After talking about it for the past five years, we finally ran Montana’s Lionhead Mountain this past weekend. The Lionhead roadless area is an incredibly wild place only 15 miles west of the western entrance of Yellowstone National Park, but with zero the crowds and all the grizzlies!
Fritz’s family has a cabin on Hebgen Lake and the Lionhead straddles the Idaho/Montana border making up the Continental Divide just southwest of the lake. Every time we drive to the cabin I gaze up at the Lionhead ridge and sigh, “I want to go up there.”

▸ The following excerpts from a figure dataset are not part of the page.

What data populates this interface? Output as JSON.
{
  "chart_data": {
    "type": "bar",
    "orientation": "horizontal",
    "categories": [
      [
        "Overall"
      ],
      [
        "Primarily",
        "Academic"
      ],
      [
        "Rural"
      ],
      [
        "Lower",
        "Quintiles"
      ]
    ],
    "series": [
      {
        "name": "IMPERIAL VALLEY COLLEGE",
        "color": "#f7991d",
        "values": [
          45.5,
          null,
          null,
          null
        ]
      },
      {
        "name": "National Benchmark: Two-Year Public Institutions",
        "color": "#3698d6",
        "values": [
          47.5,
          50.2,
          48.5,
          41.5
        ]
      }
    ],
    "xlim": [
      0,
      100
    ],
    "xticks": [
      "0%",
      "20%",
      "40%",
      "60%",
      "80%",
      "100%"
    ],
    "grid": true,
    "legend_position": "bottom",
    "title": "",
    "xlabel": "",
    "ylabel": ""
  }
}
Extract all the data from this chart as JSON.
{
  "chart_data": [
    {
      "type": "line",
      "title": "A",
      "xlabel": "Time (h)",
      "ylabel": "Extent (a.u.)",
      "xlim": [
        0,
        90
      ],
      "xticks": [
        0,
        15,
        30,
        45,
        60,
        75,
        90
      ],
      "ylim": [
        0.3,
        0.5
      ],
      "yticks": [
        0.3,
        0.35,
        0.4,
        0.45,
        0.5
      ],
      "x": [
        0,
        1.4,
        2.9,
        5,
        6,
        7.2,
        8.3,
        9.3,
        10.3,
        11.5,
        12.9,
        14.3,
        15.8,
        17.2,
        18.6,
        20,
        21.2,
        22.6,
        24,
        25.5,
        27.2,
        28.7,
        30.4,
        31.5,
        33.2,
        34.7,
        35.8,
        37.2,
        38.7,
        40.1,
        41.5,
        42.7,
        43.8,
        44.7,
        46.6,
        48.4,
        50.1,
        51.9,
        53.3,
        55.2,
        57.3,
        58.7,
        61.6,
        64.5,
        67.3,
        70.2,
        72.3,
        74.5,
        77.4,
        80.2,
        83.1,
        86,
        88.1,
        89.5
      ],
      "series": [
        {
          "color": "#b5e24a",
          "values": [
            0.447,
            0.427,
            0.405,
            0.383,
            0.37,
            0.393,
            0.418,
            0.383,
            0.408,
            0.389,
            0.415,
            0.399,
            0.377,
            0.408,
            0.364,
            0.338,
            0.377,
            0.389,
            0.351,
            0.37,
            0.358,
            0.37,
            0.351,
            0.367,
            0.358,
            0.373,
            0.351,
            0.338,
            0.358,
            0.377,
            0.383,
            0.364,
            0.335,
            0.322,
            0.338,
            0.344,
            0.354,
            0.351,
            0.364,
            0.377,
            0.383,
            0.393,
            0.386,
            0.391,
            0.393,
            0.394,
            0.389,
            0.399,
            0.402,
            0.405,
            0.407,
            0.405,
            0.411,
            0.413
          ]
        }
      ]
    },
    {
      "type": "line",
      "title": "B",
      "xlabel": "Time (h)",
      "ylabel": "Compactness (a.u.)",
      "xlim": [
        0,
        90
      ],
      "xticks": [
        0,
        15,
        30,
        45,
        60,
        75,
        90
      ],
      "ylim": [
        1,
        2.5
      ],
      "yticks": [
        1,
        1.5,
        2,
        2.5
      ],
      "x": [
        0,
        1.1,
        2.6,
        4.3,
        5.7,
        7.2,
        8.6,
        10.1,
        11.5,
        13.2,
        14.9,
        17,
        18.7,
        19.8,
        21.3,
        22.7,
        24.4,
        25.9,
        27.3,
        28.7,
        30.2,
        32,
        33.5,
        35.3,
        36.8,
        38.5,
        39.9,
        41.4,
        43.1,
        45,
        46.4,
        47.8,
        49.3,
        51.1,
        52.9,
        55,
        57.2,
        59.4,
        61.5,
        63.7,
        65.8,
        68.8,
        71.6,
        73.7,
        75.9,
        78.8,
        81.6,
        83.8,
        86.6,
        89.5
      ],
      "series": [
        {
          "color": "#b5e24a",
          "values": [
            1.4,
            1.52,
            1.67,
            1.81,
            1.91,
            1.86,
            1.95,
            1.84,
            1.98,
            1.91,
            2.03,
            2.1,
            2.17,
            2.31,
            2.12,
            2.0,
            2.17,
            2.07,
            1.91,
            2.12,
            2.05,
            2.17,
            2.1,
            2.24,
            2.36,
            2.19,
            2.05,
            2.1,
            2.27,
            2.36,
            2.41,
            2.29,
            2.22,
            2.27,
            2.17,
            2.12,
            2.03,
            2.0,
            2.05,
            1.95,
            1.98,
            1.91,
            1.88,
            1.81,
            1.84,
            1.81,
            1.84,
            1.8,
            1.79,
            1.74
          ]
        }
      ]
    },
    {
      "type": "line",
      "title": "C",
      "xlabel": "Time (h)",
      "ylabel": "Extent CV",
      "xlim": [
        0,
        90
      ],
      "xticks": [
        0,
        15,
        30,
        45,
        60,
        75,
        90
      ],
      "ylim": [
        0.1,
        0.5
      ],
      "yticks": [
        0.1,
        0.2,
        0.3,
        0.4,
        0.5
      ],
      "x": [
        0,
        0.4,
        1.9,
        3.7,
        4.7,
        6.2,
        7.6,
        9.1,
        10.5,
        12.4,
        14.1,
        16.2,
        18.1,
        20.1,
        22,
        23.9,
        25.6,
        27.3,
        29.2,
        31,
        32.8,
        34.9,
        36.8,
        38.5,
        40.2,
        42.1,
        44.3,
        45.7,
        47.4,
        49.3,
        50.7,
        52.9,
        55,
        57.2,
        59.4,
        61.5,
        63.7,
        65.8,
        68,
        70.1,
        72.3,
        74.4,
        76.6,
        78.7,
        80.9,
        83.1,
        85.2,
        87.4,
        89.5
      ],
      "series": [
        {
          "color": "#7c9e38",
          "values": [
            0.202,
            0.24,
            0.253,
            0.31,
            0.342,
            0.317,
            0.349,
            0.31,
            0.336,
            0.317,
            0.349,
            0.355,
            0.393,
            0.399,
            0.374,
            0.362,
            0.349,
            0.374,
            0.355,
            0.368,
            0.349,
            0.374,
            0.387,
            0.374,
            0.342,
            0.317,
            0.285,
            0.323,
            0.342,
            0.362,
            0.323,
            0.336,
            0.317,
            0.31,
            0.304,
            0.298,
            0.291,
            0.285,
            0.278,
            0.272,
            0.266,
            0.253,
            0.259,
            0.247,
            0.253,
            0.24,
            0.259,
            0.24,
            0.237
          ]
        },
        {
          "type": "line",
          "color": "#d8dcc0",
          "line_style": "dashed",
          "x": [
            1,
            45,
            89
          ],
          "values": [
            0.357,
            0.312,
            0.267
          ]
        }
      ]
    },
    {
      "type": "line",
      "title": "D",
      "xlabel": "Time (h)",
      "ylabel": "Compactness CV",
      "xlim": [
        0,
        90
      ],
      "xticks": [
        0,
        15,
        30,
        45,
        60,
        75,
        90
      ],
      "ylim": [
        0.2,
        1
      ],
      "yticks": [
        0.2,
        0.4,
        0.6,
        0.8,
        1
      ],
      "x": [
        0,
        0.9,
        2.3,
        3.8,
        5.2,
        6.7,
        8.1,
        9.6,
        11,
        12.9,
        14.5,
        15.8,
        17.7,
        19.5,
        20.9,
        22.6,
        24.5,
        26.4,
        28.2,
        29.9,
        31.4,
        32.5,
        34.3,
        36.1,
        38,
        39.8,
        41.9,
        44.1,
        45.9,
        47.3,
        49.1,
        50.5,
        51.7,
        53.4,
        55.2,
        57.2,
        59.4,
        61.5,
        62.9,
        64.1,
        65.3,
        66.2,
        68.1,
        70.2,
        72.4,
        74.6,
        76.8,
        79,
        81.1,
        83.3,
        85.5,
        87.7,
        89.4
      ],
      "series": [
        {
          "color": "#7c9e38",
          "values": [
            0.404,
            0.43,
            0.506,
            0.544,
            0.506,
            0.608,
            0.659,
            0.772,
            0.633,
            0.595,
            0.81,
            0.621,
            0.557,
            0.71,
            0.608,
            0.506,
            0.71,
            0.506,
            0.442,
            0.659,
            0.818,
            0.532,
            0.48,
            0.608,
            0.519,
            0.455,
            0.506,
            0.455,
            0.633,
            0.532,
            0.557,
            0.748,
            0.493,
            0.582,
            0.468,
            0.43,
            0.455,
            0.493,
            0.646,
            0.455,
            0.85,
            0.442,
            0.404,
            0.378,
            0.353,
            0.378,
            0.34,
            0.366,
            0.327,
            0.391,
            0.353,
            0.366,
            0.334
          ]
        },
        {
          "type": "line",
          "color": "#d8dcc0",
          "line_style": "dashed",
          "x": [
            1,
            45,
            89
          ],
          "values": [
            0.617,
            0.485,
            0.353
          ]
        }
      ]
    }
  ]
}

Scouring the Internets and an old USGS quad map it looked like the best way to the top of Lionhead Peak was to follow the 4WD road from highway 20 at the Montana/Idaho border, connect with the Continental Divide Trail for a few miles before bushwhacking to the top of the ridge and following the ridge all the way to the top of Lionhead mountain. As it turns out, there is the most beautiful single track trail all the way to the peak that doesn’t appear on any of our maps.
With bear spray and several clanging bear bells, Aussie Roo, Fritz, and I headed out under entirely smoke filled skies. The trail was mostly runnable with only a few short sections of scree averaging anywhere from 200-600 feet per mile gain. The only wildlife we spied was one lone elk, but if I was a grizzly, I would totally hide out here.
On top of the ridge we spotted a jar placed in a tree containing an emergency poncho (how nice!) and a log of sorts with very few visitors documented this year. We did run into a backpacker on the ridge and one mountain biker so we weren’t the only ones out there on this day.
All in all the out and back from Highway 20 was about 13 miles with just over 3,000 feet of elevation gain. Sadly the smoke obscured almost all of our views, but this run would be jaw-droppingly beautiful on a clear day with views stretching into Yellowstone National Park and up to Big Sky I would guess not to mention all of Hebgen Lake.